Effect of Ice Saturation on Gas Permeability and Elastic Wave Velocity of Frozen Berea Sandstone

Abstract

In order to establish new technology for the storage of natural gas hydrates in underground rock tanks, it is necessary to precisely and quantitatively evaluate and understand the gas/liquid permeability characteristics as well as the mechanical and deformational characteristics of the rock mass at low temperatures. Moreover, based on these characteristics, it is essential to evaluate the behavior, robustness, and tightness of the rock tanks.

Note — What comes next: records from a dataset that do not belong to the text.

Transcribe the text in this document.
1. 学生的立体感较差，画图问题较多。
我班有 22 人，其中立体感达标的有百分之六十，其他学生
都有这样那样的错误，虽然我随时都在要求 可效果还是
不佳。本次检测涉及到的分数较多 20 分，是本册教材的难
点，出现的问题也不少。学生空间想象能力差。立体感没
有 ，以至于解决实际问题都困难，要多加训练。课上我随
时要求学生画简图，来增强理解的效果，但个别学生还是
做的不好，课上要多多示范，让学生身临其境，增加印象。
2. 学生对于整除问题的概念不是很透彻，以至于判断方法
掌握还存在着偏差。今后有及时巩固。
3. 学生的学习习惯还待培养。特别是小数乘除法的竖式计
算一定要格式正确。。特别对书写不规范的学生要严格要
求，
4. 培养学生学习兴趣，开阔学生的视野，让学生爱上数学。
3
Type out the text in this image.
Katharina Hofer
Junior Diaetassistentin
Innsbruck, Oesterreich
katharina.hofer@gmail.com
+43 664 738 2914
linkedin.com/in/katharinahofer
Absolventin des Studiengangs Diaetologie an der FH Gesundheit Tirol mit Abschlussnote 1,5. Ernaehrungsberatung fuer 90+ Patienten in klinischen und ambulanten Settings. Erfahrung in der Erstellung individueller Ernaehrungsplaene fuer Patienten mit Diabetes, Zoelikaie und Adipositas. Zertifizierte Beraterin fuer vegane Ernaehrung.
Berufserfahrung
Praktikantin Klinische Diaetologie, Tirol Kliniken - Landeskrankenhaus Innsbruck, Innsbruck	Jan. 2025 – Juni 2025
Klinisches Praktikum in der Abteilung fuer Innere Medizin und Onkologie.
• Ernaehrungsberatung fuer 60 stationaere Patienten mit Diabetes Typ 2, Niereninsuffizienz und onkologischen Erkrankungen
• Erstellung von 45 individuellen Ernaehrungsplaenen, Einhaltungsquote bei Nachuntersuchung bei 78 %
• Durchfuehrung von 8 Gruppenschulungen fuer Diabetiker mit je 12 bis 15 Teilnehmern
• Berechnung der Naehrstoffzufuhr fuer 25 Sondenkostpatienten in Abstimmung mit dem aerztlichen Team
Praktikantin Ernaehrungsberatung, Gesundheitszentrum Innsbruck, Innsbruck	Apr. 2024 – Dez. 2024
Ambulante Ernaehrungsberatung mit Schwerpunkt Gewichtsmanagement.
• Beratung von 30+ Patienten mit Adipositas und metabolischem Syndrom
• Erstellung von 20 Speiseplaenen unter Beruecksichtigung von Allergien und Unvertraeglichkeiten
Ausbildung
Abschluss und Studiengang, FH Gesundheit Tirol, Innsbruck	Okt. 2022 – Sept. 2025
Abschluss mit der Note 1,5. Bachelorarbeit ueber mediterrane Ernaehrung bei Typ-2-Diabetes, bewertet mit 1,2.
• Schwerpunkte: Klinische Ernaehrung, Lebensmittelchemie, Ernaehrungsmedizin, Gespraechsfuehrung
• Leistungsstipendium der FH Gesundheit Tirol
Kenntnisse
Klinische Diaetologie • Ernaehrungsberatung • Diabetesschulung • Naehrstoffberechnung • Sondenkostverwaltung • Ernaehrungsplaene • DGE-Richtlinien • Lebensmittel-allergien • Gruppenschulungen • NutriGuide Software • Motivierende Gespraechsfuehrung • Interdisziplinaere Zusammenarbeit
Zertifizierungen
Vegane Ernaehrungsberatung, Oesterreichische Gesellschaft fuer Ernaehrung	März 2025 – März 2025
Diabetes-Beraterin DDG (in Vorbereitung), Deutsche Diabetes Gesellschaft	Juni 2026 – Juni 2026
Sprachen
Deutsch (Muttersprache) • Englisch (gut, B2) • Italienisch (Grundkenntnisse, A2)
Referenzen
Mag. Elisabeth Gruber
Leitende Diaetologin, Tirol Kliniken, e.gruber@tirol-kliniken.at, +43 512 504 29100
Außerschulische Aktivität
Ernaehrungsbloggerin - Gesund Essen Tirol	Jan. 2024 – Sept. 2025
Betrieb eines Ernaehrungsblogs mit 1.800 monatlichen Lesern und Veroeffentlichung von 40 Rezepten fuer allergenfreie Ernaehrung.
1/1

In this study, gas permeability experiments were conducted on Berea sandstone at low temperatures, which have not been done before, to evaluate the effect of ice saturation on the permeability. As a result, it was confirmed that the permeability tended to decrease with an increase pore fluid pressure. Compared to the initial permeability measured at 20°C, the permeability measured at −20°C showed a smaller value. Furthermore, it was observed that the permeability decreased with increasing ice saturation. The water permeability was estimated by taking into account the Klinkenberg effect, and the change in permeability was examined using the Kozeny-Carman equation. As a result, the permeability at a pore occupation ratio of 0, estimated from the regression curve, tends to overestimate the permeability obtained from the water permeability experiments.

The relationship between the P-wave velocity and ice saturation was found by measuring the elastic wave velocity, and the validity of the experimental results was discussed using estimation equations based on the cementation theory. The P-wave velocity at low temperatures tended to increase with increasing ice saturation and was 2.0 times higher when the pore occupation ratio was greater than 70%. In the range of porosity between 0.1 and 0.2, the experimental values were within the range of the estimated values, while in the range of porosity below 0.1, the experimental values exceeded the estimated values.